When it comes to rust the A-body was very solid. Instead you should spend your time checking for collision damage. Check the rear bumper mounts, trunk floor pan and rocker rails for wrinkles, signs of bondo or non factory welds.
Verification & Documentation: Since these cars are popular with hot rodders, you must check for clones and back yard V8 conversions. Real 340 Swingers and 340 Dusters came with a complete drive train and package to handle the extra torque a V8 places on the body. The 340 models have extra reinforcements welded around the leaf spring mounts facing the rear floor pan. Regular 318 and slant six cars don't have these reinforcements. It's common now to find these supports welded on to duplicate a factory 340 car. The factory spot welds are usually neater in appearance compared to a clone.
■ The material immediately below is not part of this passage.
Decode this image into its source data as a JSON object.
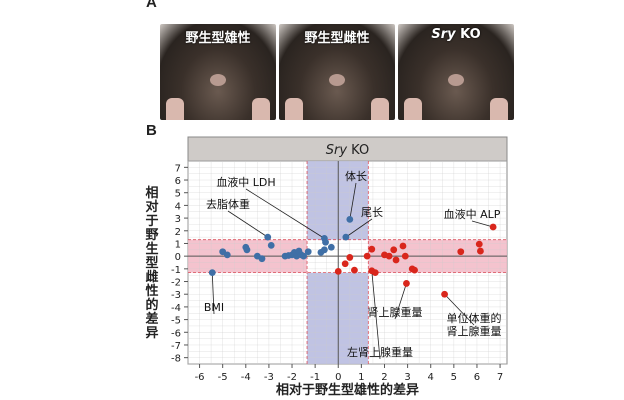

Be forewarned I have seen very good examples. Some cars have entire leaf spring perches installed from donor cars. I have even come across a 340 Swinger that had an entire 340 rear clip welded n place.
The V8 engine K-frame is also different compared to the slant six K-frame. The 340 engine is paired with a 8-3/4 inch rear axle with special 6 leaf springs. The torsion bars are 0.87" in diameter. It should be noted that after 1970 the notchback body style was not available with the 340 engine and these items won't be present.
The VIN number tells you what engine was installed from the factory. Check the fifth digit for an "H" which was the 340 four-barrel. The 318 two barrel V8 used the "G" code. Slant six engines used the "C" code. This VIN number is found on a metal tag riveted to the driver side of the metal cowl part of dashboard. You can see it through the windshield.
All the cars came with stamped metal fender tags which confirmed the drive train, body and interior colors, performance and luxury options. This fender tag was installed on the driver side fender apron near the shock absorber tower. Check it to see if the VIN matches the one found on the dashboard and driver side door. You can consult a suitable decoding book to confirm the other options your car may have. While you're checking out the VIN numbers, inspect the rad cradle area for a partial VIN stamping. Reproduction rad cradles have no VIN numbers at all.
The factory stamped the last six digits and some of the preceding digits into the top rail where the radiator bolts in. It may be reversed so a mirror may be necessary. Sometimes on unrestored cars, it will be hidden by the antifreeze decal. This confirms two things; the car wasn't in a major front end collision and if it matches the other VIN numbers you have the original driver's door, cowl and front clip. This is the minimum it confirms because with 340 Swingers and Dusters, these cars are desirable enough to cobble together fakes using parts from donor cars.
The engine and transmissions are stamped with VINs as well. Check the V8s on the machined area just above the oil pan for a matching number. The slant six VIN is stamped on a machined pad found beside the oil filter and underneath the last two spark plug holes. On automatic transmission cars, the dipstick tube brackets the location nicely so check between the tranny dipstick and oil filter on those models.
Transmissions also have the VIN number stamped. On the automatics, check on the passenger side of the bell housing near the engine oil filter. The manual transmissions have a raised pad very close to the input shaft area on the passenger side of case. If the VIN numbers match, you have the factory original drive train. Following these hints will net a sweet Mopar A body.